たなびく夜の闇をそのまま切り取ったような、漆黒の東洋風の法衣。それを纏う巨躯の顔には、生者をそれだけで灰にするほどの凄まじい激昂と憤怒の形相が刻まれている。
地獄の最高統治者――閻魔。
「さぁ!審判を始めよう。」
上から見下ろす閻魔の声は、鼓膜を直接揺らすような圧倒的な重圧を持っていた。何日も歩き続けて限界に近い身体に、そのプレッシャーはあまりにも重い。

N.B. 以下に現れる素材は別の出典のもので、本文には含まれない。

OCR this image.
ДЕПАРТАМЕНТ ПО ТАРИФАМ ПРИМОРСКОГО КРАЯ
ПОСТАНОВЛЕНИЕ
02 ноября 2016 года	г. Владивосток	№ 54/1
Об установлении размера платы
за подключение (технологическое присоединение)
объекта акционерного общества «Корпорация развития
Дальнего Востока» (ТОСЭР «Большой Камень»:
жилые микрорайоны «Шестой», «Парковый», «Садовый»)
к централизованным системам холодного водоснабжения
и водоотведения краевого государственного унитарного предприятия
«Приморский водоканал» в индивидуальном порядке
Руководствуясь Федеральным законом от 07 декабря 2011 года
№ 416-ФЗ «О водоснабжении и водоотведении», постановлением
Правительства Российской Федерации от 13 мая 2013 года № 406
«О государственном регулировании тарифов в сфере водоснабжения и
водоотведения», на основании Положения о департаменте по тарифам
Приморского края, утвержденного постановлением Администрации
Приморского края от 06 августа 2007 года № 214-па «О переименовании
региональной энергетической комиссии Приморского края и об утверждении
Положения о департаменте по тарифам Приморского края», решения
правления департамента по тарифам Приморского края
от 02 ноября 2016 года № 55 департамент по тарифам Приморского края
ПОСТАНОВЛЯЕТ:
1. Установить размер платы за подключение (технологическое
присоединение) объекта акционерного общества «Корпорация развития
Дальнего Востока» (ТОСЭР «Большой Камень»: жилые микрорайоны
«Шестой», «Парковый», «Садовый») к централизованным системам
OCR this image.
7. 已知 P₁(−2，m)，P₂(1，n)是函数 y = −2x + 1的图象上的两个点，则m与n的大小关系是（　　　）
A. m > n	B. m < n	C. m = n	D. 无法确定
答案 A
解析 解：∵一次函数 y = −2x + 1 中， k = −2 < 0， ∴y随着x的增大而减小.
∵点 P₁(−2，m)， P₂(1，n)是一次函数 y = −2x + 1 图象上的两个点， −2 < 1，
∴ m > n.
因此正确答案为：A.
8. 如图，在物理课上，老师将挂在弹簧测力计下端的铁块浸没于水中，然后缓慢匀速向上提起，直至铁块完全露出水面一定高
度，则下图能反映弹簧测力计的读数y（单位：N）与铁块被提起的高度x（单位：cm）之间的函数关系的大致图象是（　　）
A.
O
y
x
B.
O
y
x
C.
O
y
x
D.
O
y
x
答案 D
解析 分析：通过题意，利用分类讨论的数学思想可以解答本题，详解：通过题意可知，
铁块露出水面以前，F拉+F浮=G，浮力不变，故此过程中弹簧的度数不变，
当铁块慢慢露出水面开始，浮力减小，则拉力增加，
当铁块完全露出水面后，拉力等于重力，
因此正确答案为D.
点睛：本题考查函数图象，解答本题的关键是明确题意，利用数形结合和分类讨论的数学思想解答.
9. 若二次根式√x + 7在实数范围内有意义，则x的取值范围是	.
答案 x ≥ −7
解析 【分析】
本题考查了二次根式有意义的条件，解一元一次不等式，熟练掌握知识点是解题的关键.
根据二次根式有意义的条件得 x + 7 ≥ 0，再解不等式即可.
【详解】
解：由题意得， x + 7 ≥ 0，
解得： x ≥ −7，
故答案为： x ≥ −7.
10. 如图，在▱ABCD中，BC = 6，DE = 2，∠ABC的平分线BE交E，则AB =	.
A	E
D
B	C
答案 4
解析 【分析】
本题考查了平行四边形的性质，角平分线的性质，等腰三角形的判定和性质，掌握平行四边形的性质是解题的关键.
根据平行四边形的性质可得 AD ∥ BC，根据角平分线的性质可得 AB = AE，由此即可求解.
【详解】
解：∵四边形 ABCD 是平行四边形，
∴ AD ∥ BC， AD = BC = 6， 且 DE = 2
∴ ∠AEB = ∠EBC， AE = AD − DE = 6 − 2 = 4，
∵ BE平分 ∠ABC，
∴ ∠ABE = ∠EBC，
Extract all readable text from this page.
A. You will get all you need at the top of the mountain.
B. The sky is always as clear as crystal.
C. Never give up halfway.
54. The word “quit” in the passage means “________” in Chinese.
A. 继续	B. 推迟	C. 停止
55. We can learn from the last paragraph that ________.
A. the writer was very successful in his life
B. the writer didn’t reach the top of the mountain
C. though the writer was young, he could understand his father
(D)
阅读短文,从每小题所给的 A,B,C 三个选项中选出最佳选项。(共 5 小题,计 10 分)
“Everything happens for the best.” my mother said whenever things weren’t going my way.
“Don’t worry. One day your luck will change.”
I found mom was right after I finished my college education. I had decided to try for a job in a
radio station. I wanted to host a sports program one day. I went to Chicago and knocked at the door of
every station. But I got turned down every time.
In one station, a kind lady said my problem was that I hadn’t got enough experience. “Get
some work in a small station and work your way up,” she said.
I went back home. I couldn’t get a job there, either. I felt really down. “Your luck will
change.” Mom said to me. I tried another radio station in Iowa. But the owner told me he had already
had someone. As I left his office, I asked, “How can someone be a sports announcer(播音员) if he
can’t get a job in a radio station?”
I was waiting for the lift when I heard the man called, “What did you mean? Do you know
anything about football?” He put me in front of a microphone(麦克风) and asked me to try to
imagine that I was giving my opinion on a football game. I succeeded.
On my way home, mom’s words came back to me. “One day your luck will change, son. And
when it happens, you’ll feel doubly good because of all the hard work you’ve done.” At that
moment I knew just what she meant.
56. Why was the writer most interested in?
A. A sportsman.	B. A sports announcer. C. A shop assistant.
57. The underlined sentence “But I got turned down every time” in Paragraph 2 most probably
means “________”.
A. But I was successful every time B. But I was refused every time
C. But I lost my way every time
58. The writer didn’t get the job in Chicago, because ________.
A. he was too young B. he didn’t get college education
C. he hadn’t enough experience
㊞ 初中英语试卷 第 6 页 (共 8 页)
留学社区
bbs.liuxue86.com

「こいつを倒せば元の世界に戻れるのか?どのみち戦う以外の選択肢は無さそうだな」
琥狛は必死に膝の震えを抑え、恐怖を振り払うように強気の笑みを浮かべて身構えた。
「行くぞ、ギンッ!!」
気合の一喝とともに、琥狛とギンは同時に地を蹴った。
「お~い。こっちだ!」
琥狛が隙を作りギンが攻撃を当てる。
息の合った連携で、ギンの鋭い一撃が閻魔の死角へと襲いかかる。
しかし――。
「浅はか」
閻魔が笏を軽く一振りした、ただそれだけだった。
空間を割るような衝撃波が放たれ、琥狛とギンの身体を容赦なく弾き飛ばす。
「がはっ……!?」
真っ赤な大地に叩きつけられ、琥狛は激しく吐血した。一撃で全身の骨がきしむ。
すぐに立ち上がろうとするが、蓄積した疲労と一撃のダメージで、身体がピクリとも動かない。
圧倒的。あまりにも絶望的な力の差だった。
閻魔は表情一つ変えず、ゆっくりと琥狛たちへと歩を進めてくる。一歩ごとに、周囲の空気が重さを増し、呼吸すら困難になっていく。
「罪人よ、裁きを受けよ!」
閻魔が静かに笏を掲げる。
視界がかすむ中、琥狛はただ、歯を食いしばるしかなかった。
(クソッ……ここまで、なのかよ……!)
無慈悲な破滅の光が放たれ、万事休すかと思われた、まさにその刹那――。
――チリン、と。
この世のどんな音よりも清らかで、澄んだ鈴の音が戦場に響き渡った。